As rates rose, shippers looked to become a shipper of choice by providing amenities for drivers, quick payments, weekend deliveries and drop-and-hook freight, according to the whitepaper. In the survey, shippers were asked how they would handle times of tight capacity like in 2018, and more than 60% of large shippers, or those with transportation budgets of more than $100 million, said they would expand the pool of third-party logistics providers and freight brokers. Smaller shippers, or those with transportation budgets of less than $30 million, said they would expand the number of carriers in their network. Also, about half of large shippers said they would rebid freight rates with carriers to acquire capacity.

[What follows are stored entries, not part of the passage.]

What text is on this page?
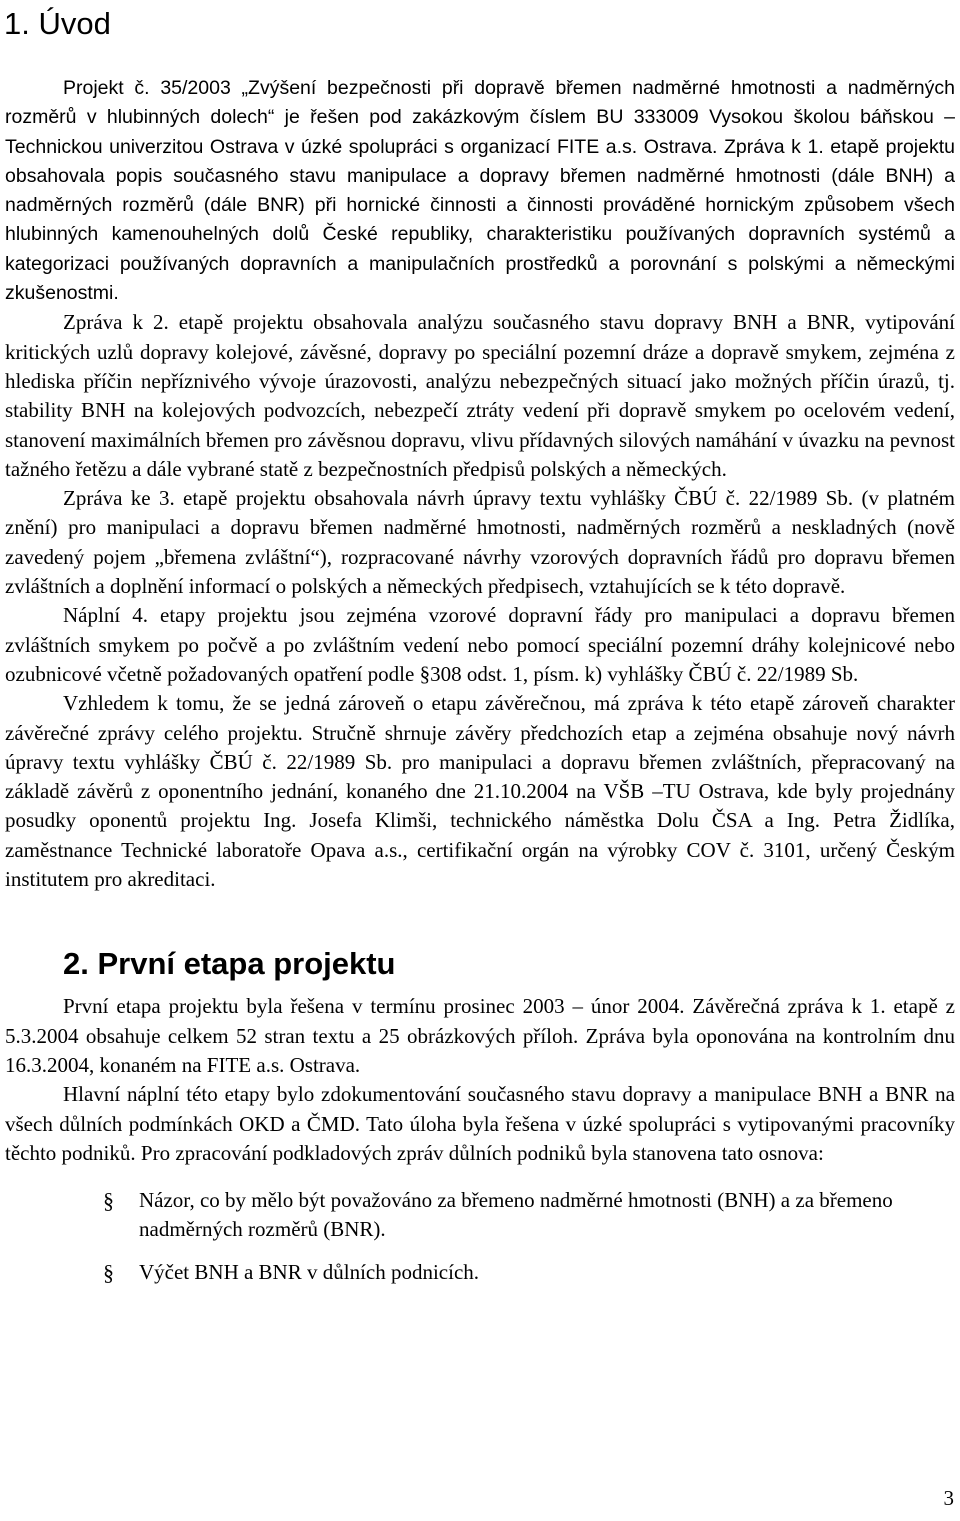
1. Úvod

Projekt č. 35/2003 „Zvýšení bezpečnosti při dopravě břemen nadměrné hmotnosti a nadměrných rozměrů v hlubinných dolech“ je řešen pod zakázkovým číslem BU 333009 Vysokou školou báňskou – Technickou univerzitou Ostrava v úzké spolupráci s organizací FITE a.s. Ostrava. Zpráva k 1. etapě projektu obsahovala popis současného stavu manipulace a dopravy břemen nadměrné hmotnosti (dále BNH) a nadměrných rozměrů (dále BNR) při hornické činnosti a činnosti prováděné hornickým způsobem všech hlubinných kamenouhelných dolů České republiky, charakteristiku používaných dopravních systémů a kategorizaci používaných dopravních a manipulačních prostředků a porovnání s polskými a německými zkušenostmi.

Zpráva k 2. etapě projektu obsahovala analýzu současného stavu dopravy BNH a BNR, vytipování kritických uzlů dopravy kolejové, závěsné, dopravy po speciální pozemní dráze a dopravě smykem, zejména z hlediska příčin nepříznivého vývoje úrazovosti, analýzu nebezpečných situací jako možných příčin úrazů, tj. stability BNH na kolejových podvozcích, nebezpečí ztráty vedení při dopravě smykem po ocelovém vedení, stanovení maximálních břemen pro závěsnou dopravu, vlivu přídavných silových namáhání v úvazku na pevnost tažného řetězu a dále vybrané statě z bezpečnostních předpisů polských a německých.

Zpráva ke 3. etapě projektu obsahovala návrh úpravy textu vyhlášky ČBÚ č. 22/1989 Sb. (v platném znění) pro manipulaci a dopravu břemen nadměrné hmotnosti, nadměrných rozměrů a neskladných (nově zavedený pojem „břemena zvláštní“), rozpracované návrhy vzorových dopravních řádů pro dopravu břemen zvláštních a doplnění informací o polských a německých předpisech, vztahujících se k této dopravě.

Náplní 4. etapy projektu jsou zejména vzorové dopravní řády pro manipulaci a dopravu břemen zvláštních smykem po počvě a po zvláštním vedení nebo pomocí speciální pozemní dráhy kolejnicové nebo ozubnicové včetně požadovaných opatření podle §308 odst. 1, písm. k) vyhlášky ČBÚ č. 22/1989 Sb.

Vzhledem k tomu, že se jedná zároveň o etapu závěrečnou, má zpráva k této etapě zároveň charakter závěrečné zprávy celého projektu. Stručně shrnuje závěry předchozích etap a zejména obsahuje nový návrh úpravy textu vyhlášky ČBÚ č. 22/1989 Sb. pro manipulaci a dopravu břemen zvláštních, přepracovaný na základě závěrů z oponentního jednání, konaného dne 21.10.2004 na VŠB –TU Ostrava, kde byly projednány posudky oponentů projektu Ing. Josefa Klimši, technického náměstka Dolu ČSA a Ing. Petra Židlíka, zaměstnance Technické laboratoře Opava a.s., certifikační orgán na výrobky COV č. 3101, určený Českým institutem pro akreditaci.

2. První etapa projektu

První etapa projektu byla řešena v termínu prosinec 2003 – únor 2004. Závěrečná zpráva k 1. etapě z 5.3.2004 obsahuje celkem 52 stran textu a 25 obrázkových příloh. Zpráva byla oponována na kontrolním dnu 16.3.2004, konaném na FITE a.s. Ostrava.

Hlavní náplní této etapy bylo zdokumentování současného stavu dopravy a manipulace BNH a BNR na všech důlních podmínkách OKD a ČMD. Tato úloha byla řešena v úzké spolupráci s vytipovanými pracovníky těchto podniků. Pro zpracování podkladových zpráv důlních podniků byla stanovena tato osnova:

§ Názor, co by mělo být považováno za břemeno nadměrné hmotnosti (BNH) a za břemeno nadměrných rozměrů (BNR).
§ Výčet BNH a BNR v důlních podnicích.
3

Three-quarters of shippers in the survey said transportation costs have the most impact on their business. For 44% of shippers, raw materials costs accounted for the greatest impact on their business. And for 34% of shippers, labor costs had the greatest impact on business. Other costs, such as manufacturing, inventory, and sales and marketing had the greatest impact on business, for 29%, 26% and 13% of shippers, respectively.
In the second half of 2018, shippers and carriers had expected capacity to remain tight and load counts to continue to rise, but it didn’t come to pass, the whitepaper shows. Capacity continued to be added to the market, and new drivers learned how to use ELDs. But the fears that ELDs would impact productivity over the long term weren’t realized. As a result of the added capacity and the slowing of GDP growth, this opened the door for lower rates.
Dry van spot rates fell 3.9% in January, from the same month in 2019, according to DAT Solutions. The rates declined 3% in January, from December 2019. However, prices in January were higher than they were in November 2019.
Spot rates are expected to rise after shippers start to take advantage of the lower rates and shift loads to the spot market and rebid contract rates, the whitepaper shows. When spot rates are high, carriers will reject contracted loads for the loads with the higher rates.
Nearly four out of five shippers are confident about their transportation budgets in 2020, according to the survey. Shippers likely will increase their transportation budgets in 2020 because they believe they’ve gained pricing power, the whitepaper shows. Recently, they have cut the number of transportation providers in their network.
The first part of the year is typically soft for the freight market, but capacity is expected to tighten in 2020, according to the whitepaper. FreightWaves’ analysts believe that should start to happen in March with the beginning of produce season and a rise in manufacturing output.
About one-third of shippers use data outside of their own historical pricing information, the whitepaper shows. Without this data, shippers wouldn’t have the information to compare their pricing information to others in the market. This might impact a shipper’s ability to identify trends, according to the whitepaper. The survey shows 59% of shippers use a transportation management system to budget for full truckload rates. About half of shippers use internal historical data, 34% use third-party data and one-third use data from third-party logistics providers and freight brokerages to budget for full truckload rates.
About 85% of the largest shippers, or those that spend more than $100 million on transportation annually, use a transportation management system to budget for full truckload rates. More than 60% of the largest shippers and about half of the smallest shippers use internal historical data. More than 60% of midsized shippers, or those that spend between $30 million and $100 million on transportation per year, use a transportation management system to budget for full truckload rates.
About half of shippers use freight brokers to handle 20% to 60% of their capacity, according to the survey. A majority of smaller shippers use brokers to haul their freight, and about 64% of larger shippers use carriers to haul their freight.